Die Gründe, warum sich Menschen entscheiden, in ausgebauten Fahrzeugen oder Wagen zu wohnen – und man kann in den allermeisten Fällen davon ausgehen, daß es eine bewußte Entscheidung ist, daß es nicht „irgendwie passiert“ – sind so unterschiedlich wie ihre Bewohner. Dennoch seien hier einige häufig anzutreffende Beweggründe genannt.
Wagenplätze werden von ihren Bewohnern größtenteils als Möglichkeit zum alternativem, experimentellem und eigenständigem Wohnen, zum ökologischem Leben und Handeln und künstlerischem und kulturellem Arbeiten verstanden.

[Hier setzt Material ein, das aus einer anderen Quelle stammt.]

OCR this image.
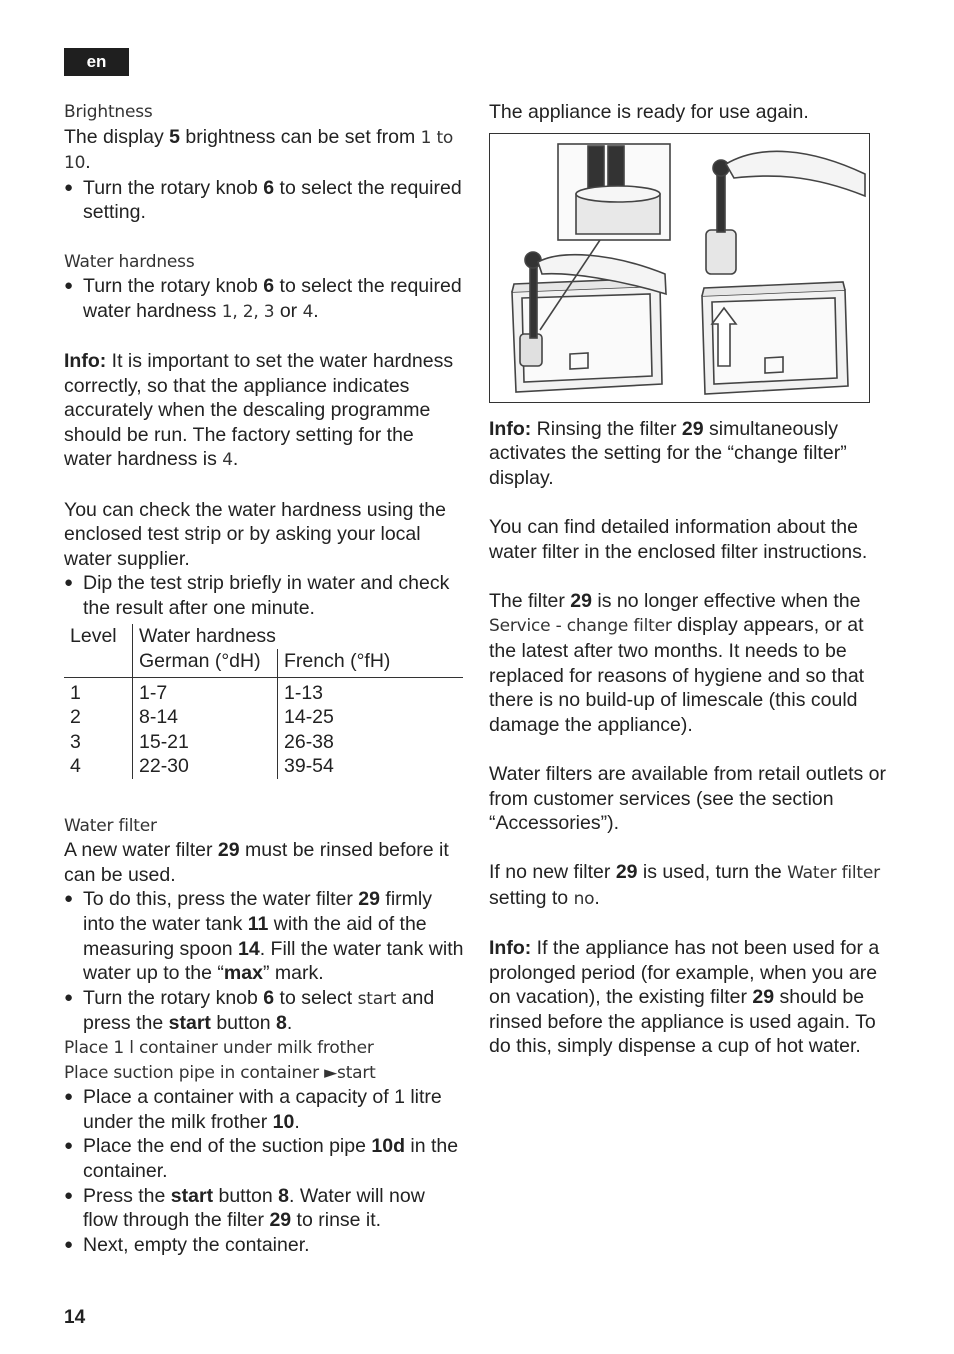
en

Brightness

The display 5 brightness can be set from 1 to 10.

● Turn the rotary knob 6 to select the required setting.

Water hardness

● Turn the rotary knob 6 to select the required water hardness 1, 2, 3 or 4.

Info: It is important to set the water hardness correctly, so that the appliance indicates accurately when the descaling programme should be run. The factory setting for the water hardness is 4.

You can check the water hardness using the enclosed test strip or by asking your local water supplier.

● Dip the test strip briefly in water and check the result after one minute.
Level	Water hardness	
	German (°dH)	French (°fH)
1	1-7	1-13
2	8-14	14-25
3	15-21	26-38
4	22-30	39-54

Water filter

A new water filter 29 must be rinsed before it can be used.

● To do this, press the water filter 29 firmly into the water tank 11 with the aid of the measuring spoon 14. Fill the water tank with water up to the “max” mark.
● Turn the rotary knob 6 to select start and press the start button 8.

Place 1 l container under milk frother

Place suction pipe in container ►start

● Place a container with a capacity of 1 litre under the milk frother 10.
● Place the end of the suction pipe 10d in the container.
● Press the start button 8. Water will now flow through the filter 29 to rinse it.
● Next, empty the container.

The appliance is ready for use again.

Info: Rinsing the filter 29 simultaneously activates the setting for the “change filter” display.

You can find detailed information about the water filter in the enclosed filter instructions.

The filter 29 is no longer effective when the Service - change filter display appears, or at the latest after two months. It needs to be replaced for reasons of hygiene and so that there is no build-up of limescale (this could damage the appliance).

Water filters are available from retail outlets or from customer services (see the section “Accessories”).

If no new filter 29 is used, turn the Water filter setting to no.

Info: If the appliance has not been used for a prolonged period (for example, when you are on vacation), the existing filter 29 should be rinsed before the appliance is used again. To do this, simply dispense a cup of hot water.

14
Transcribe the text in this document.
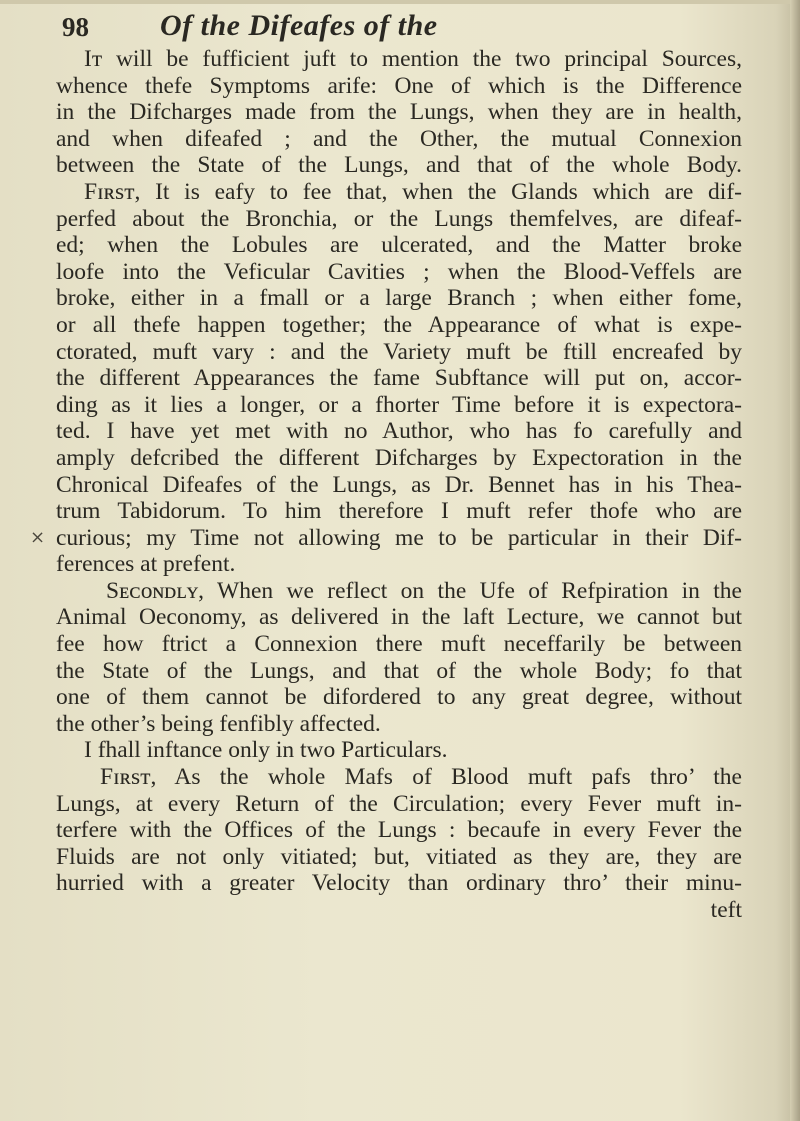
98 Of the Difeafes of the
×
Iᴛ will be fufficient juft to mention the two principal Sources,
whence thefe Symptoms arife: One of which is the Difference
in the Difcharges made from the Lungs, when they are in health,
and when difeafed ; and the Other, the mutual Connexion
between the State of the Lungs, and that of the whole Body.
Fɪʀѕᴛ, It is eafy to fee that, when the Glands which are dif-
perfed about the Bronchia, or the Lungs themfelves, are difeaf-
ed; when the Lobules are ulcerated, and the Matter broke
loofe into the Veficular Cavities ; when the Blood-Veffels are
broke, either in a fmall or a large Branch ; when either fome,
or all thefe happen together; the Appearance of what is expe-
ctorated, muft vary : and the Variety muft be ftill encreafed by
the different Appearances the fame Subftance will put on, accor-
ding as it lies a longer, or a fhorter Time before it is expectora-
ted. I have yet met with no Author, who has fo carefully and
amply defcribed the different Difcharges by Expectoration in the
Chronical Difeafes of the Lungs, as Dr. Bennet has in his Thea-
trum Tabidorum. To him therefore I muft refer thofe who are
curious; my Time not allowing me to be particular in their Dif-
ferences at prefent.
Sᴇᴄᴏɴᴅʟʏ, When we reflect on the Ufe of Refpiration in the
Animal Oeconomy, as delivered in the laft Lecture, we cannot but
fee how ftrict a Connexion there muft neceffarily be between
the State of the Lungs, and that of the whole Body; fo that
one of them cannot be difordered to any great degree, without
the other’s being fenfibly affected.
I fhall inftance only in two Particulars.
Fɪʀѕᴛ, As the whole Mafs of Blood muft pafs thro’ the
Lungs, at every Return of the Circulation; every Fever muft in-
terfere with the Offices of the Lungs : becaufe in every Fever the
Fluids are not only vitiated; but, vitiated as they are, they are
hurried with a greater Velocity than ordinary thro’ their minu-
teft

Das Wagenleben wird als eine Chance gesehen, entgegen der Tendenz der Vereinzelung in der Gesellschaft in einer Gemeinschaft zusammenzuleben und trotzdem eine größtmögliche Individualität und Unabhängigkeit zu bewahren. So können viele Menschen flexibel zusammen wohnen, ohne von gemeinsamen Wohnungen oder Häusern abhängig zu sein.
Neben dem möglichen Umzug von Platz zu Platz spielt die Mobilität innerhalb des einzelnen Platzes eine wichtige Rolle: Sie ermöglicht das flexible Zusammenstellen – im wahrsten Sinne des Wortes – von „Wohngemeinschaften“. Je nach Bedarf werden die Wagen einzeln oder in Gruppen gestellt. Freiräume können abgegrenzt und städtebauliche Bezüge hergestellt werden, so daß die Bewohner immer wieder neu auf ihre sich wandelnden Wohnumfeld- und Kontaktbedürfnisse reagieren können.
Das Leben im Wagen bietet die Chance, den Innen- und Außenraum des persönlichen Lebensumfeldes selber zu gestalten. Im eigenen Wagen kann über die Art der Baumaterialien, die Anordnung der Fenster und den Ausstattungsstandard individuell entschieden werden.
Die Möglichkeit, diesen den persönlichen Wünschen, Fähigkeiten und Mitteln entsprechend kreativ gestalteten und vertrauten Wohnraum bei einem Ortswechsel nicht aufgeben zu müssen, wird als ein positiver Aspekt dieser Wohnform angesehen.
Teilweise besteht der Anspruch, durch die gewählte Wohnform möglichst naturnah, umweltverträglich und ressourcenschonend zu leben. Wichtige Aspekte sind hier die sehr geringe Bodenversiegelung, die eigene Kompostierung von organischen Abfällen, die Verwendung ökologischer Baumaterialien, ein geringer Verbrauch an Strom, der zum Teil über Solaranlagen selbsterzeugt wird und der sparsame Umgang mit Wasser, der durch die geringere Verfügbarkeit und den Einsatz von Komposttoiletten erzielt wird.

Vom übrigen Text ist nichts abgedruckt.